Welcome to Dinolabs Tech Services. By accessing or using our products and services, you agree to be bound by the following terms and conditions. If you do not agree, please refrain from using our services.
1. Definitions
- “Company” refers to Dinolabs Tech Services.
- “Client” refers to any individual, company, or entity using the Company’s services.
- “Services” refer to software solutions, support, and related offerings provided by the Company.
- “Agreement” refers to these terms and conditions.
2. Scope of Services
- The Company provides software development, customization, installation, maintenance, and support services.
- All services will be outlined in a written proposal or contract signed by both parties.
3. Payments
- All fees are outlined in the contract or invoice. Payments are due as per the agreed terms.
- The Company reserves the right to suspend services for non-payment.
4. Intellectual Property
- The Company retains ownership of all intellectual property, including software code, designs, and documentation, unless otherwise agreed in writing.
- The Client is granted a non-exclusive, non-transferable license to use the delivered software.
5. Confidentiality
- Both parties agree to keep confidential any proprietary or sensitive information exchanged during the course of this Agreement.

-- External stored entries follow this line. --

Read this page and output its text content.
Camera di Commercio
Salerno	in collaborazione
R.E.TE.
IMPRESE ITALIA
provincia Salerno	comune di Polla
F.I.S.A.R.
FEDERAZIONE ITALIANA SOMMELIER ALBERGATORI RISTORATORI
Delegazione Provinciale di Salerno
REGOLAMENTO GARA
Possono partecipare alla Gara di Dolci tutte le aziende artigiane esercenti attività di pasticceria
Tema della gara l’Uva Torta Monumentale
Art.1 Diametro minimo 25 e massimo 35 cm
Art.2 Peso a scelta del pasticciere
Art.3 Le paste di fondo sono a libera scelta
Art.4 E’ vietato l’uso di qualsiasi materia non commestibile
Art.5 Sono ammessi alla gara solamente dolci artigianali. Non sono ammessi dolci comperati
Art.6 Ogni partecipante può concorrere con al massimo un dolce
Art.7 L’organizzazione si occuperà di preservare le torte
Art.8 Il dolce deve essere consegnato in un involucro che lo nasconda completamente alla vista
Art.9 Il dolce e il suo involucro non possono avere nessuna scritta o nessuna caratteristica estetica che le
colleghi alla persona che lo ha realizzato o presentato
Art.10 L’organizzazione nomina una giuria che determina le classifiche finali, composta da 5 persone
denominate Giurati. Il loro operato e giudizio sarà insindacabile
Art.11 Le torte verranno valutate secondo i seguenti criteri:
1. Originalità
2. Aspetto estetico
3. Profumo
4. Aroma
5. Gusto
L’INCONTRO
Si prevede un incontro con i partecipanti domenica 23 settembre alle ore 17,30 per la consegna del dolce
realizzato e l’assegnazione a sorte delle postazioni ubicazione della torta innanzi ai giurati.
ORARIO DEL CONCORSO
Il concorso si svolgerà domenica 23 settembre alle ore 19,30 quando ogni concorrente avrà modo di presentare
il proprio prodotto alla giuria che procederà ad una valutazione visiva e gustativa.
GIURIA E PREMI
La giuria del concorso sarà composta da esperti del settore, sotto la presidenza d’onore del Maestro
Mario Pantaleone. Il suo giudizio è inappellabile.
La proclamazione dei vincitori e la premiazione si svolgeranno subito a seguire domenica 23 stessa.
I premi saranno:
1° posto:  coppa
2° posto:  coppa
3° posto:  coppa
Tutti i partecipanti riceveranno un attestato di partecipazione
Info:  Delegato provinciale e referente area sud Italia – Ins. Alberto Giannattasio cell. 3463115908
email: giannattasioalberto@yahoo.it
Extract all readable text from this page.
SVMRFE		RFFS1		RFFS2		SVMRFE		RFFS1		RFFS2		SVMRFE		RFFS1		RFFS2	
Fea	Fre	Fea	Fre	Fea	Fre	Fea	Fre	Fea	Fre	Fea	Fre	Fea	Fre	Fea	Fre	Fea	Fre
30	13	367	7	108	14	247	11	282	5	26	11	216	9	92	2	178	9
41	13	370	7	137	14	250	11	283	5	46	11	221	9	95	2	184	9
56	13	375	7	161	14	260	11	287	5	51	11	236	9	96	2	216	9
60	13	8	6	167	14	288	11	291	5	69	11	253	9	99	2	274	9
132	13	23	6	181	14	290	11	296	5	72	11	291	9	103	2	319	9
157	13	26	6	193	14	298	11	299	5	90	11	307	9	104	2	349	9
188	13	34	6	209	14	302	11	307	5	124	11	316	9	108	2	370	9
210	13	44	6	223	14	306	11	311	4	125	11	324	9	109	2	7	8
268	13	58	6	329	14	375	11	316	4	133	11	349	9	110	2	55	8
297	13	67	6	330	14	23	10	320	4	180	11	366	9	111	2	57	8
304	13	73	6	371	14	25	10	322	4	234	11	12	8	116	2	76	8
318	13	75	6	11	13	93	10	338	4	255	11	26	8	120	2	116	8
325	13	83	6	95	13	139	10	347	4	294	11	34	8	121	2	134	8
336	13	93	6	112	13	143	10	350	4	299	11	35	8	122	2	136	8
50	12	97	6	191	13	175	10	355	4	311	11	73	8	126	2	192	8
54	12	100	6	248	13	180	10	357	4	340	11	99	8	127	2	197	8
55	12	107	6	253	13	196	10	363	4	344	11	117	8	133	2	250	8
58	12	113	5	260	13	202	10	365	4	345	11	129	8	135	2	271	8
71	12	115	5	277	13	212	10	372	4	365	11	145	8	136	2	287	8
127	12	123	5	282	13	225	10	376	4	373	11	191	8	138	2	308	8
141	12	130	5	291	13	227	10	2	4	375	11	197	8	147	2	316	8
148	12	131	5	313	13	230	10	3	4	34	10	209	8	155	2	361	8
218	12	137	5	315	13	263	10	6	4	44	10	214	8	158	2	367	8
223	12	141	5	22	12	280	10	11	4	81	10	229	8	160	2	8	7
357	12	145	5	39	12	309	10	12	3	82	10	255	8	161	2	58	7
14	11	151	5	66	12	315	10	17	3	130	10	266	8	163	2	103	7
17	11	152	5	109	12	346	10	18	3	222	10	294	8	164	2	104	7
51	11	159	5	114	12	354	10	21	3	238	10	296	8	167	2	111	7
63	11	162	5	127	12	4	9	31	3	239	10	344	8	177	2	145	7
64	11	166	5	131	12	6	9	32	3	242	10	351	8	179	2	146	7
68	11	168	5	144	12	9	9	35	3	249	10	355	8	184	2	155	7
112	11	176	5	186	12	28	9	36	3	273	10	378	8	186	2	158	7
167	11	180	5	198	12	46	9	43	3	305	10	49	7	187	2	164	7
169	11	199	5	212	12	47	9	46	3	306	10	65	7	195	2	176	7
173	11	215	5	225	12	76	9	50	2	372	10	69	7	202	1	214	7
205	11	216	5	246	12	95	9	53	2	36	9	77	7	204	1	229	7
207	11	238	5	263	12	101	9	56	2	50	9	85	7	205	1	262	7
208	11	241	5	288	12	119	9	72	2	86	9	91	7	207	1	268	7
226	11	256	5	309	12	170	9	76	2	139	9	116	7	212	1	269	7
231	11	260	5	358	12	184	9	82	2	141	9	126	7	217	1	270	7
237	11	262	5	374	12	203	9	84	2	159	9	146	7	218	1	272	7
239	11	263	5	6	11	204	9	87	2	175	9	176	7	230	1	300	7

- Confidential information will not be disclosed to third parties without prior written consent.
6. Warranties and Disclaimers
- The Company warrants that services will be performed professionally and in accordance with industry standards.
- The Company does not guarantee uninterrupted or error-free software operation.
- All implied warranties, including merchantability and fitness for a particular purpose, are disclaimed to the maximum extent permitted by law.
7. Limitation of Liability
- The Company’s liability for any claim arising under this Agreement is limited to the amount paid by the Client for the specific service giving rise to the claim.
- The Company will not be liable for indirect, incidental, or consequential damages.
8. Termination
- Either party may terminate the Agreement with 30days written notice.
- The Company may terminate services immediately for non-payment or breach of this Agreement by the Client.
- Upon termination, all outstanding fees must be paid within 30days.
9. Support and Maintenance
- The Company offers support and maintenance as outlined in the contract.
- Support hours and response times will be specified in a Service Level Agreement (SLA), if applicable.
10. Data Protection
- The Company complies with applicable data protection laws.
- The Client is responsible for ensuring compliance with data protection laws for data processed through the software.
11. Governing Law
- This Agreement is governed by the laws of the Federal Republic of Nigeria.
- Any disputes will be resolved in the courts of the Federal Republic of Nigeria.
12. Amendments
- The Company reserves the right to amend these terms and conditions with prior notice.
- Continued use of services after amendments constitutes acceptance of the updated terms.
13. Force Majeure
- The Company is not liable for delays or failure to perform due to circumstances beyond its reasonable control, including but not limited to natural disasters, strikes, or acts of government.
14. Entire Agreement
- This Agreement constitutes the entire understanding between the parties and supersedes all prior agreements or representations.